Quote (InsaneBobb @ Feb 3 2021 12:17am)
I would potentially agree if that's how the economics of a business worked. Smaller businesses can't afford it. If you employ 20 workers and per worker post-overhead less wages, you're making $20/profit per hour, then maybe you could pay $15/hour average. The remaining $5/hour*20 workers isn't just paying you some magic $100/hour. It's also going to cover business upgrades and improvements as well as providing a rainy day fund. Now expand that to something the size of amazon. If you're hiring a million workers, and your average pay per worker is $19.75/hour but profit per worker is $20/hour, you're only making $0.25/worker per hour. It's not necessarily that you're "underpaying" them. If you raised their average pay by just $1, you'd go bankrupt. But, because you've taken your size of business to such an extreme, even with only a $0.25/worker profit, you're gaining $250,000 per hour profit. So, you reinvest a bunch into the business and pay yourself what, the equivalent of $250K/year? You come off looking like the bad guy because you made so much, yet you're paying more than the smaller business, making a much slimmer profit margin, just have a better process.
Or at least, that's the gist of it.
So the first thing is that workers are less than 20% of the business cost even in high-labor businesses like fast food. So the whole "pay them $0.25 more an hour would bankrupt you" is not really how these things would go. Amazon for example made 11.59 billion profit in 2019 and has about 800k workers. That means they could afford to pay every worker an addition $7 an hour and still break even, assuming all workers are full time. Walmart could afford an additional ~$60,000 a year per worker.

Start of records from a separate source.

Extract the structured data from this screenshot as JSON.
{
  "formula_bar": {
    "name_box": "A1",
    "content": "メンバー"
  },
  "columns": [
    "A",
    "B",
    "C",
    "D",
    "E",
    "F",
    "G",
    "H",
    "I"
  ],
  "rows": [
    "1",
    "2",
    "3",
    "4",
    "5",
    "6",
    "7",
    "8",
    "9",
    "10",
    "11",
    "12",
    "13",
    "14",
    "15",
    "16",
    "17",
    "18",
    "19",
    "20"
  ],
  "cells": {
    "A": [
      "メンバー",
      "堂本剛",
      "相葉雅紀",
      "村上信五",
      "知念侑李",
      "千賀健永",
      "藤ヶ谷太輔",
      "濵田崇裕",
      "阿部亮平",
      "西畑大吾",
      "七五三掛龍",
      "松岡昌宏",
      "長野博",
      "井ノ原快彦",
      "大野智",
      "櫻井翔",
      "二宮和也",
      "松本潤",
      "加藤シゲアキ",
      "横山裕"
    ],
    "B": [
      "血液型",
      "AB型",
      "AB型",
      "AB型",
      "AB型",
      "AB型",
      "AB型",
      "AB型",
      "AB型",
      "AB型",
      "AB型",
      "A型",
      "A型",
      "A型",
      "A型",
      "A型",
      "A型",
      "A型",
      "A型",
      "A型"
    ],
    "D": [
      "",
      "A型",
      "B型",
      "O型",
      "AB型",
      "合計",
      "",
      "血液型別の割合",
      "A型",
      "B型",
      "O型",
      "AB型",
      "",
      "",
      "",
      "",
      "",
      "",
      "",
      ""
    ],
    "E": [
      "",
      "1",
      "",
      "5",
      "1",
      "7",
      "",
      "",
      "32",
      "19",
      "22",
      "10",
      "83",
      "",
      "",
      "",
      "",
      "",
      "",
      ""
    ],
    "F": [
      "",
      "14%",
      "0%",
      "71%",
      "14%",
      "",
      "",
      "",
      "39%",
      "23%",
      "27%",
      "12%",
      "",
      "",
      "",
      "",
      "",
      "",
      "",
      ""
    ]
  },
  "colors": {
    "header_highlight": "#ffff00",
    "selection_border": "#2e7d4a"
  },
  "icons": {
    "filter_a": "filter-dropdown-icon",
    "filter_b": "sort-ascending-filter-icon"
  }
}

These are just examples to show that even in worker-heavy businesses the companies are not operating on razor thin margins as far as employee pay is concerned. Now consider that labor cost is < 20% of the total cost of these businesses, and you see that they could make up the cost by a less than 20% increase in prices.
The second thing is that increasing minimum wage increases the income of the lowest class of people, who have the greatest propensity to spend. When a Walmart worker gets a raise, most of that raise is spent buying things at Walmart. Increasing pay for the group that is most likely to spend drives demand, which allows more profit from those same companies. So even though they could raise prices to compensate, they don't actually have to because the economy as a whole is doing more business which drives prices down and profits up.
The third thing is that companies already operate with the fewest number of people they can. They don't make a habit of hiring extra people out of the goodness of their hearts, and they don't pay more than they have to. So as long as the person is making you more money than they cost, they will be retained, and in order for that to happen even at some place like McDonalds you would need to raise the minimum wage to probably $30 or more.